Modul 1: Kontroverse Themen
EINLEITUNG
Das Ziel dieses Moduls ist es, Lehrer*innen Wege aufzuzeigen, kontroverse Themen im Unterricht aufzugreifen. Das Modul bietet praktische Ansätze und Lernaktivitäten, die es Schüler*innen ermöglichen, diese Themen, in einem sicheren Rahmen kritisch zu reflektieren.
Die empfohlenen Lernaktivitäten ermöglichen eine Reflexion und Analyse des bereits vorhandenen Wissens und der Perspektiven der Schüler*innen und eröffnen einen konstruktiven und kontrollierten Austausch und Dialog innerhalb der Klasse, als einen sicheren Raum für Analysen und Debatten aktuelle Themen.
Im Zeitalter digitaler Medien sind Schüler*innen häufig mit Nachrichten, Themen und Debatten konfrontiert, die den Diskurs und die öffentliche Meinung prägen. Jedoch bleibt häufig eine tiefergehende Beschäftigung mit diesen Themen aus.
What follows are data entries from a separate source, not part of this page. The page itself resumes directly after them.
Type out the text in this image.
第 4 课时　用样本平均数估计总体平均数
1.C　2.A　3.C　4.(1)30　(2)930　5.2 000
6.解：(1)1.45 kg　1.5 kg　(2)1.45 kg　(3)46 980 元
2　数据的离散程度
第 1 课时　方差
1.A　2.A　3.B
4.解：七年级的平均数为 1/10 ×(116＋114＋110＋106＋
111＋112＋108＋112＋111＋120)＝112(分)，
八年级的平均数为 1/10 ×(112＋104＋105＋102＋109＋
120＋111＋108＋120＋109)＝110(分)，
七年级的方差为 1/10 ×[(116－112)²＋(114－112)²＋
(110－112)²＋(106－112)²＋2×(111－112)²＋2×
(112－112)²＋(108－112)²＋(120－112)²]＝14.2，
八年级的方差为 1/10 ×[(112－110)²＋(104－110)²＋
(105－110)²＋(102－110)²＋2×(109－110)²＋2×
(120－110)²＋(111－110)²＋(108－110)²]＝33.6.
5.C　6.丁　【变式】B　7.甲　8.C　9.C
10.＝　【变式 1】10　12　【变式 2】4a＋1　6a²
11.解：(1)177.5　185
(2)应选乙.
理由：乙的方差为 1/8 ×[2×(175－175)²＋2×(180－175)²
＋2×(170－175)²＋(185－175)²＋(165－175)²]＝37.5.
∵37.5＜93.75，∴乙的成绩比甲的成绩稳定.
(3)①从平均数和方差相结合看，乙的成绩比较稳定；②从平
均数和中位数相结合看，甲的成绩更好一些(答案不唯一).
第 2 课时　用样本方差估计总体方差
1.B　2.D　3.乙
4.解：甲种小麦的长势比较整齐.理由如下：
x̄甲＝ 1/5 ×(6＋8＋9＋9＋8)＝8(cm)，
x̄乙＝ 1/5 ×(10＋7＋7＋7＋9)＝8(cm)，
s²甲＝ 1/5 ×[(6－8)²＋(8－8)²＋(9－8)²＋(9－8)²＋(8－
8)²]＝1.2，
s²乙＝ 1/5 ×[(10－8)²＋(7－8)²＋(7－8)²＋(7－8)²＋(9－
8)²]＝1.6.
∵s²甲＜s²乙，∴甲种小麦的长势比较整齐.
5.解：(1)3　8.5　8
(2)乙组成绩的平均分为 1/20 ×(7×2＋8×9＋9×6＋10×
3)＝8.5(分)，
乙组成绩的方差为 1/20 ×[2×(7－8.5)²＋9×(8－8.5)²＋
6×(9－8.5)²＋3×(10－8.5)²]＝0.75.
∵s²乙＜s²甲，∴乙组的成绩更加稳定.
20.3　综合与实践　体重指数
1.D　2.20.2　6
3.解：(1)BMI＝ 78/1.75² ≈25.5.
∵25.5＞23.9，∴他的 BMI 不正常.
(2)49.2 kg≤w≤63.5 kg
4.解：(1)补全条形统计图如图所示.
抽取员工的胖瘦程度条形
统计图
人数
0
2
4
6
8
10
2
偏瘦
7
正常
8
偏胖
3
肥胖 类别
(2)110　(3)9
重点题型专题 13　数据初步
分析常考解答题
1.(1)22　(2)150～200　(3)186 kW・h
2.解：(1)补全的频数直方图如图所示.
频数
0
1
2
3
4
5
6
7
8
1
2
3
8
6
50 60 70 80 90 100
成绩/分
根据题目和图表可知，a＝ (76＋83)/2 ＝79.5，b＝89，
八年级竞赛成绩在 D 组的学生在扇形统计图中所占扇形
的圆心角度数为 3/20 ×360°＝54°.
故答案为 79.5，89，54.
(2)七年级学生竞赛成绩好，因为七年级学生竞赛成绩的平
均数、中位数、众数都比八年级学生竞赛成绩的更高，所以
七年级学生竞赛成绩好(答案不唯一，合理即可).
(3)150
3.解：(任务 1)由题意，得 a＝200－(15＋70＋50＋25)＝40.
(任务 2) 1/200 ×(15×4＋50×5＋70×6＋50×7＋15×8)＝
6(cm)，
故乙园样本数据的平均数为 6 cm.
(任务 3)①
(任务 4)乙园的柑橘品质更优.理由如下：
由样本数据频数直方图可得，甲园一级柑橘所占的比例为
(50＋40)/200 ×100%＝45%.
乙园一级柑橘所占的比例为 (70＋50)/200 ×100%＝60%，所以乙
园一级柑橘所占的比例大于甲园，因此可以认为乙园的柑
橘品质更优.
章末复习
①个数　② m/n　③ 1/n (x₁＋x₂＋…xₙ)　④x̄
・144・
Auch in der Schule werden aktuelle Themen häufig nicht regelmäßig besprochen und behandelt. Lehrer*innen scheuen sich teils zudem, Themen zu diskutieren und zu behandeln, die kontroverse Meinungen herausfordern können. Wenn Kinder und Jugendliche jedoch nicht die Möglichkeit haben, ihre Frustration und ihre Bedenken in der Schule zum Ausdruck zu bringen, suchen sie möglicherweise nach anderen Quellen, die unzuverlässige Informationen liefern können.
Aber wie können Dialoge und Diskussionen über kontroverse Themen im Unterricht stattfinden?
Wenn man sich mit kontroversen und heiklen Themen befasst, ist es von entscheidender Bedeutung zu erkennen, dass das, was für den einen kontrovers und sensibel ist, für den anderen nicht unbedingt kontrovers sein muss. Dies ist eine grundlegende Einsicht, die jede Lehrkraft erkennen sollte, um bei den Schüler*innen das gleiche Bewusstsein zu fördern. Was als kontrovers empfunden und angesehen wird, hängt von der biographischen Geschichte, den Erfahrungen und Standpunkten einer Person, ihrer Stellung und ihren Erfahrungen in der Gesellschaft als Mehrheit oder Minderheit in Bezug auf Klasse, Ethnizität, religiöse Orientierung, Geschlecht und Sexualität sowie von anderen komplexen und miteinander verknüpften Aspekten ab.
Gleichzeitig kann das, was an einer Schule mit einer bestimmten Schüler*innengruppe, die aus einer bestimmten Gemeinschaft stammt, kontrovers sein, in einem anderen Kontext oder zu einer anderen Zeit völlig unumstritten sein (CDVEC Curriculum Development Unit, 2012). Seien es Klima und Energiequellen, Geschlechterrollen und -identitäten, religiöse Symbole und Praktiken im öffentlichen oder privaten Umfeld wie die religiöse Beschneidung von Jungen, Kreuze und Kopftücher in Schulen usw.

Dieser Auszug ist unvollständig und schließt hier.